ML - Octave - gradient function for Regularized Logistic Regression

1
votes

I wrote this two code implementations to compute the gradient delta for the regularized logistic regression algorithm, the inputs are a scalar variable n1 that represents a value n+1, a column vector theta of size n+1, a matrix X of size [m x (n+1)], a column vector y of size m and a scalar factor lambda.

The first code computes successfully, the second one outputs a wrong result. I believe these implementation are doing the same thing how can they output different results?

%correct
tmp = zeros(n1, 1);
tmp(2:n1,:) = (lambda / m) * theta(2:n1);
grad = (1 / m) * (X' * (sigmoid(X * theta) - y)) + tmp;

%wrong
grad(1,:) = (1 / m) * (X(:,1)' * (sigmoid(X(:,1) * theta(1,:)) - y));
grad(2:n1,:) = (1 / m) * (X(:,2:n1)' * (sigmoid(X(:,2:n1) * theta(2:n1,:)) - y)) + ((lambda / m) * theta(2:n1));

Where sigmoid(z) returns g as in:

g = zeros(size(z));
g = 1 ./ (1 + exp( -z ));
1
machine-learningoctave

1 Answers

1
votes

The problem lies in matrix multiplication.

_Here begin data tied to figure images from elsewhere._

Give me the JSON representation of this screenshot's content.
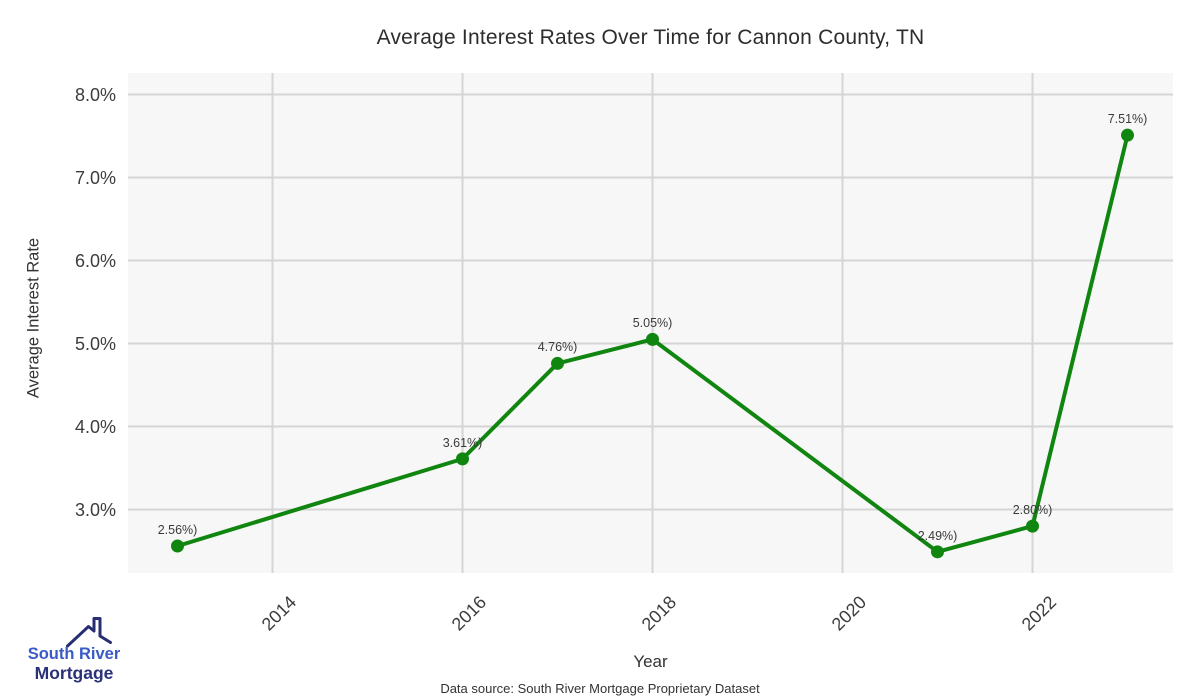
{
  "page": {
    "source_note": "Data source: South River Mortgage Proprietary Dataset"
  },
  "logo": {
    "line1": "South River",
    "line2": "Mortgage"
  },
  "chart_data": {
    "type": "line",
    "title": "Average Interest Rates Over Time for Cannon County, TN",
    "xlabel": "Year",
    "ylabel": "Average Interest Rate",
    "series_name": "Average Interest Rate",
    "points": [
      {
        "x": 2013,
        "y": 2.56,
        "label": "2.56%)"
      },
      {
        "x": 2016,
        "y": 3.61,
        "label": "3.61%)"
      },
      {
        "x": 2017,
        "y": 4.76,
        "label": "4.76%)"
      },
      {
        "x": 2018,
        "y": 5.05,
        "label": "5.05%)"
      },
      {
        "x": 2021,
        "y": 2.49,
        "label": "2.49%)"
      },
      {
        "x": 2022,
        "y": 2.8,
        "label": "2.80%)"
      },
      {
        "x": 2023,
        "y": 7.51,
        "label": "7.51%)"
      }
    ],
    "xticks": [
      {
        "value": 2014,
        "label": "2014"
      },
      {
        "value": 2016,
        "label": "2016"
      },
      {
        "value": 2018,
        "label": "2018"
      },
      {
        "value": 2020,
        "label": "2020"
      },
      {
        "value": 2022,
        "label": "2022"
      }
    ],
    "yticks": [
      {
        "value": 3.0,
        "label": "3.0%"
      },
      {
        "value": 4.0,
        "label": "4.0%"
      },
      {
        "value": 5.0,
        "label": "5.0%"
      },
      {
        "value": 6.0,
        "label": "6.0%"
      },
      {
        "value": 7.0,
        "label": "7.0%"
      },
      {
        "value": 8.0,
        "label": "8.0%"
      }
    ],
    "ylim": [
      2.24,
      8.26
    ],
    "xlim": [
      2012.5,
      2023.5
    ],
    "grid": true,
    "legend": false,
    "colors": {
      "line": "#108610",
      "marker": "#108610",
      "plot_bg": "#f7f7f7",
      "grid": "#d5d5d5",
      "text": "#3c3c3c"
    }
  }
}
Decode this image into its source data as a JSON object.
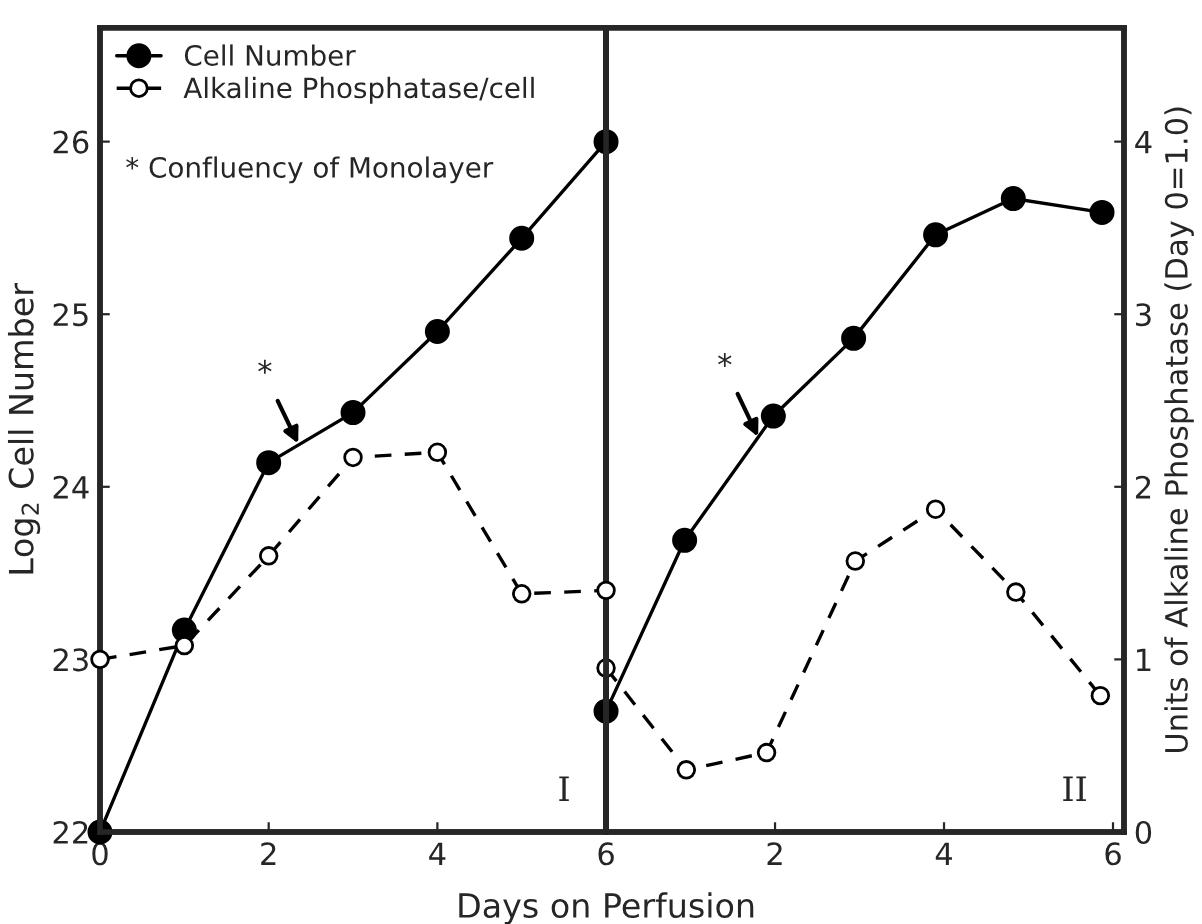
{
  "chart_data": [
    {
      "type": "line",
      "xlabel": "Days on Perfusion",
      "ylabel": "Log$_{2}$ Cell Number",
      "xlim": [
        0,
        6
      ],
      "xticks": [
        0,
        2,
        4,
        6
      ],
      "ylim": [
        22,
        26.66
      ],
      "yticks": [
        22,
        23,
        24,
        25,
        26
      ],
      "y2lim": [
        0,
        4.66
      ],
      "tick_labels": [
        "x",
        "y"
      ],
      "grid": false,
      "legend": "top left",
      "marker": "circle",
      "series": [
        {
          "name": "Cell Number",
          "color": "#000000",
          "line_style": "solid",
          "x": [
            0,
            1,
            2,
            3,
            4,
            5,
            6
          ],
          "values": [
            22.0,
            23.17,
            24.14,
            24.43,
            24.9,
            25.44,
            26.0
          ]
        },
        {
          "name": "Alkaline Phosphatase/cell",
          "color": "#000000",
          "line_style": "dashed",
          "axis": "y2",
          "x": [
            0,
            1,
            2,
            3,
            4,
            5,
            6
          ],
          "values": [
            1.0,
            1.08,
            1.6,
            2.17,
            2.2,
            1.38,
            1.4
          ]
        }
      ],
      "annotations": [
        "* Confluency of Monolayer",
        {
          "text": "*",
          "x": 2.35,
          "y": 24.25
        },
        "I"
      ]
    },
    {
      "type": "line",
      "y2label": "Units of Alkaline Phosphatase (Day 0=1.0)",
      "xlim": [
        0,
        6.13
      ],
      "xticks": [
        {
          "value": 0,
          "label": null
        },
        2,
        4,
        6
      ],
      "ylim": [
        22,
        26.66
      ],
      "y2lim": [
        0,
        4.66
      ],
      "y2ticks": [
        0,
        1,
        2,
        3,
        4
      ],
      "tick_labels": [
        "x",
        "y2"
      ],
      "grid": false,
      "marker": "circle",
      "series": [
        {
          "color": "#000000",
          "line_style": "solid",
          "x": [
            0,
            0.93,
            1.98,
            2.93,
            3.9,
            4.82,
            5.87
          ],
          "values": [
            22.7,
            23.69,
            24.41,
            24.86,
            25.46,
            25.67,
            25.59
          ]
        },
        {
          "color": "#000000",
          "line_style": "dashed",
          "axis": "y2",
          "x": [
            0,
            0.95,
            1.9,
            2.95,
            3.9,
            4.85,
            5.85
          ],
          "values": [
            0.95,
            0.36,
            0.46,
            1.57,
            1.87,
            1.39,
            0.79
          ]
        }
      ],
      "annotations": [
        {
          "text": "*",
          "x": 1.8,
          "y": 24.29
        },
        "II"
      ]
    }
  ]
}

First suppose, m = 5 and n1 = 5, This means X is a 5*5 matrix and both theta and y is a vector of 5 elements.

Now in the first case the sigmoid function provide a 5*5 matrix and the inverse of X is also 5*5. Since it is a matrix multiplication, 1st row of X' multiply with the 1st column of g which means you need all the g values to calculate the first row of grad.

Now in the second case, for the first row of grad, the sigmoid function also provide a 5*5 matrix but it's different because now X is a 1*5 matrix. This means the matrix multiplication will provide a different output and hence the result is different.

I hope this is clear now.

**previously I was writing my answer assuming that theta and y is row vector, but in you example you have clearly mentioned that you are using column vector. However, still matrix multiplication is the problem. If you have a clear understanding about matrix multiplication, then you will easily understand the problem.

Lets start with the right equation,

( X * theta) - y = m*1 matrix, hence the sigmoid is m*1 matrix.

X' * sigmoid is the main part here, because the other two terms are scalar, X' * sigmoid = m*1 matrix and finally your grad is m*1 matrix.

If you look closely the grad(1,1) is dependent upon X'(1,:) and sigmoid, and you have calculated the sigmoid using all the theta values. So, grad(1,1) is not only depends on theta(1) and you can't simply replace theta with theta(1) what's you are doing in the wrong case.